Die Geschichte beginnt etwas abrupt. Nigel Danvers, Angestellter der Hadden Corporation, schnüffelt einmal zu viel in internen Unterlagen, steht damit recht schnell auf der Abschussliste und muss flüchten. Leider wird seiner Flucht ein jähes Ende gesetzt, als der Zug aus London in dem ländlichen Kaff Saxton strandet. Unser Held muss wohl oder übel aussteigen und sich über sumpfige Wege in das Örtchen durchkämpfen.
Seltsamerweise ist gerade dieses Dorf zu dieser Zeit Anlaufpunkt für zahlreiche Schatzsucher, die die sogenannte verlorene Krone suchen.
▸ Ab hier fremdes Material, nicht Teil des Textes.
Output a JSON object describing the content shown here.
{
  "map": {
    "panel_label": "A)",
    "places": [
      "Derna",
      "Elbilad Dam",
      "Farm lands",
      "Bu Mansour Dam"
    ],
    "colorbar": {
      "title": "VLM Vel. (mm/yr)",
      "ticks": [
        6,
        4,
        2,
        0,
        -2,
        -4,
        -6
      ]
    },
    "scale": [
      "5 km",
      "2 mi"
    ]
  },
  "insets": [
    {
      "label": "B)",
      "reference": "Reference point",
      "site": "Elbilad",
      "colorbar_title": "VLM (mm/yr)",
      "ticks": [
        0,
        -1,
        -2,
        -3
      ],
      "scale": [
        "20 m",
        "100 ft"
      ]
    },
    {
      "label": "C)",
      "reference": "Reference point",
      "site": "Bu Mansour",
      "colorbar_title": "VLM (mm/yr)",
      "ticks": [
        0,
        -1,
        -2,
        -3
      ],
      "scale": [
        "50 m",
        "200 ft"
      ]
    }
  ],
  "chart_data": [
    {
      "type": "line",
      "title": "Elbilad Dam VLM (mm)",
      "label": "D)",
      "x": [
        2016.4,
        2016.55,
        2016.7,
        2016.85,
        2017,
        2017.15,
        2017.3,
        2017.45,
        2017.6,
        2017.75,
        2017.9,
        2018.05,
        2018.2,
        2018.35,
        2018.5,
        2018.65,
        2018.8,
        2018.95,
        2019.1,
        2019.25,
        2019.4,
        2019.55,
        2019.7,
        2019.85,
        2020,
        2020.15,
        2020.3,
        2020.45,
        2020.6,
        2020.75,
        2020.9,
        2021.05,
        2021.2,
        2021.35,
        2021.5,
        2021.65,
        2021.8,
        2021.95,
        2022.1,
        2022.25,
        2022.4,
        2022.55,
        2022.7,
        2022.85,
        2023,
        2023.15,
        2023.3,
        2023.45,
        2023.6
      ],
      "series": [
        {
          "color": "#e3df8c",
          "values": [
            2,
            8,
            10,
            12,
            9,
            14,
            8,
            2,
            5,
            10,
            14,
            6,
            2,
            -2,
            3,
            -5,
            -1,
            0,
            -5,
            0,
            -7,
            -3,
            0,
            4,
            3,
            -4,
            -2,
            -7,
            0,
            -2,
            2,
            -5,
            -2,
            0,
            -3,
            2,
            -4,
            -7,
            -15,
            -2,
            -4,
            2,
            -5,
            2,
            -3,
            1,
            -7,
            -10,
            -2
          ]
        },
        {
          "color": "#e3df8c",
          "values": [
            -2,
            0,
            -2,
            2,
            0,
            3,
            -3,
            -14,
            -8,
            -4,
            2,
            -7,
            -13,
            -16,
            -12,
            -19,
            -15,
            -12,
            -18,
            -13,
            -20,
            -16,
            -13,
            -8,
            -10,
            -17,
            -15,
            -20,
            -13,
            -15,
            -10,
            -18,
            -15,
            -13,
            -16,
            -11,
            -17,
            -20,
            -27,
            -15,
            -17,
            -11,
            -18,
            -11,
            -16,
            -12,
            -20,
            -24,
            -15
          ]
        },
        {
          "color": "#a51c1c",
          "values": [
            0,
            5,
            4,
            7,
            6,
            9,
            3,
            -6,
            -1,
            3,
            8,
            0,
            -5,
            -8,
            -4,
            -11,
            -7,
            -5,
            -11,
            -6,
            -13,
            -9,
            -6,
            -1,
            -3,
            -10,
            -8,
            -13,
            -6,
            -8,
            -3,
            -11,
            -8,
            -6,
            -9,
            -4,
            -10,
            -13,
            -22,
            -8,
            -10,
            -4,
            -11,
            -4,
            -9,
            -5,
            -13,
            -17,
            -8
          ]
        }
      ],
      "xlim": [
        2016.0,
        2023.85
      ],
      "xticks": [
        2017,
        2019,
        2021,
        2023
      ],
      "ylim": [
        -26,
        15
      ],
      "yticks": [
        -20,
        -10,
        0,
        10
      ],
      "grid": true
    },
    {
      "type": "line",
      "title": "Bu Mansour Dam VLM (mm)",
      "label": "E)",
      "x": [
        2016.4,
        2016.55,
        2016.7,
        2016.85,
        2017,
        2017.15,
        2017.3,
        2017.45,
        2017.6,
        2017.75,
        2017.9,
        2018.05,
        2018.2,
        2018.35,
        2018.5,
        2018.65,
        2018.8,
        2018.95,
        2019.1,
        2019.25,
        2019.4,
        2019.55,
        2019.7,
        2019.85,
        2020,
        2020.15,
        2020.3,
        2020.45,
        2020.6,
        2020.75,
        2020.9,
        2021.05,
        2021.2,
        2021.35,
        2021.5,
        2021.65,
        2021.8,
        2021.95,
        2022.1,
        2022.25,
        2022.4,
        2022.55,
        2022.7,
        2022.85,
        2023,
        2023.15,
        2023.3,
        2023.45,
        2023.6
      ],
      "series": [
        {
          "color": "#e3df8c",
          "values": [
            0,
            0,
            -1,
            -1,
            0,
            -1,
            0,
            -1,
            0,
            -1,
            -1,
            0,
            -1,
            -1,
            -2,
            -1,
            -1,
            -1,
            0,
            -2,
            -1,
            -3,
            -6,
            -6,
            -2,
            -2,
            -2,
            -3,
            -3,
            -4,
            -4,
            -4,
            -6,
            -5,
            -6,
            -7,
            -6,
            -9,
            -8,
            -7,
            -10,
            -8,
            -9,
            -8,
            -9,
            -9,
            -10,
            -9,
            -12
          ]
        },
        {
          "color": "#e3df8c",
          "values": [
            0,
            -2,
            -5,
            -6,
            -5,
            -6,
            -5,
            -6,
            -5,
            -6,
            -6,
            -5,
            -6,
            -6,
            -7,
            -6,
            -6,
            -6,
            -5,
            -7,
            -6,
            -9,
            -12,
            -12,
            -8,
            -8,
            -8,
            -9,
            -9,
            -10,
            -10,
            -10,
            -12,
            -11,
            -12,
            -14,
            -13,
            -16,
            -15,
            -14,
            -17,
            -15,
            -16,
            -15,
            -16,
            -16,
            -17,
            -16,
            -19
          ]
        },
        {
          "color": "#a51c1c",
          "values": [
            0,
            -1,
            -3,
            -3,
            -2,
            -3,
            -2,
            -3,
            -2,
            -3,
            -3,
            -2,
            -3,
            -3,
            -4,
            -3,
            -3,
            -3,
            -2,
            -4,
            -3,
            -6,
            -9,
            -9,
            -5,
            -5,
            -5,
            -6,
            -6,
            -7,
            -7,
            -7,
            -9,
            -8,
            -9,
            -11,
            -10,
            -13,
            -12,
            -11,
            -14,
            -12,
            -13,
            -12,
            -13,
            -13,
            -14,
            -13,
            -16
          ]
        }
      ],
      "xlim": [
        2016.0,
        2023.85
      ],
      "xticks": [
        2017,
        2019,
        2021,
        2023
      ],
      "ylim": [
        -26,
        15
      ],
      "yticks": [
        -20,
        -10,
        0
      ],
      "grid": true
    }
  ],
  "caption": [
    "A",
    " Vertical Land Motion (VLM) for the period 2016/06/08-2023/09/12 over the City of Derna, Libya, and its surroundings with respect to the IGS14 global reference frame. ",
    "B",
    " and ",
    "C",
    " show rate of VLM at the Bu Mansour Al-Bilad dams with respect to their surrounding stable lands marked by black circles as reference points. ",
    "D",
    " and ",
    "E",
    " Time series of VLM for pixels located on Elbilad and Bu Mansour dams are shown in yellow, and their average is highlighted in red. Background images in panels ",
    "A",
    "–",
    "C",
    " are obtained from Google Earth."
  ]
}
Nigel hört davon und beschließt, ebenfalls danach zu suchen. Je weiter er in dieser Sache kommt, desto mehr paranormale Dinge sieht und hört er. Was hat es mit dem geheimnisvollen Örtchen Saxton und der Spukerei auf sich? Und was könnte das mit den Unterlagen über paranormale Aktivitäten zu tun haben, die er seinem Arbeitgeber entwendet hat?
Eigenwillig ist sie, die Grafik, denn hier wird weder ein buntes Farb-Feuerwerk geboten, noch erwartet den Spieler totale Düsternis. The Lost Crown setzt auf akzentuierte Schwarz-Weiß-Optik, in welcher sich vereinzelt farbige Elemente befinden. Diese Color-Key-Technik (ähnlich wie im Film Sin City) verleiht der Grafik etwas Kühles, aber auch Bedrohliches und passt sehr gut in die düstere Detektiv- und Geistergeschichte.
Die 2D-Hintergründe sind schön gerendert und bieten auch die eine oder andere Animation, wie zum Beispiel Vögel oder Dampfschwaden. Weniger schön sind die 3D-Charaktermodelle, die eher durch Detailarmut bestechen und leicht verwaschen wirken. Der Protagonist verfügt zudem über keinerlei Mimik und schaut stets aus völlig ausdruckslosen Augen. Auch der Bewegungsapparat ist bei den Figuren nicht sonderlich gut entwickelt; wenn unser Held geht, erinnert das Ganze mehr an eine Schlittschuhfahrt, da er bei jedem Schritt zusätzlich über den Boden gleitet. Zu allem Überfluss ist ist die gesamte Motorik eher behäbig geraten; Nigel dreht eine zähflüssige Kurve, wenn er eine winzige Idee nach links oder rechts schauen will. Auch das Manipulieren von Gegenständen, wie zum Beispiel das Aufschließen von Türen, wird dadurch zur Geduldsübung.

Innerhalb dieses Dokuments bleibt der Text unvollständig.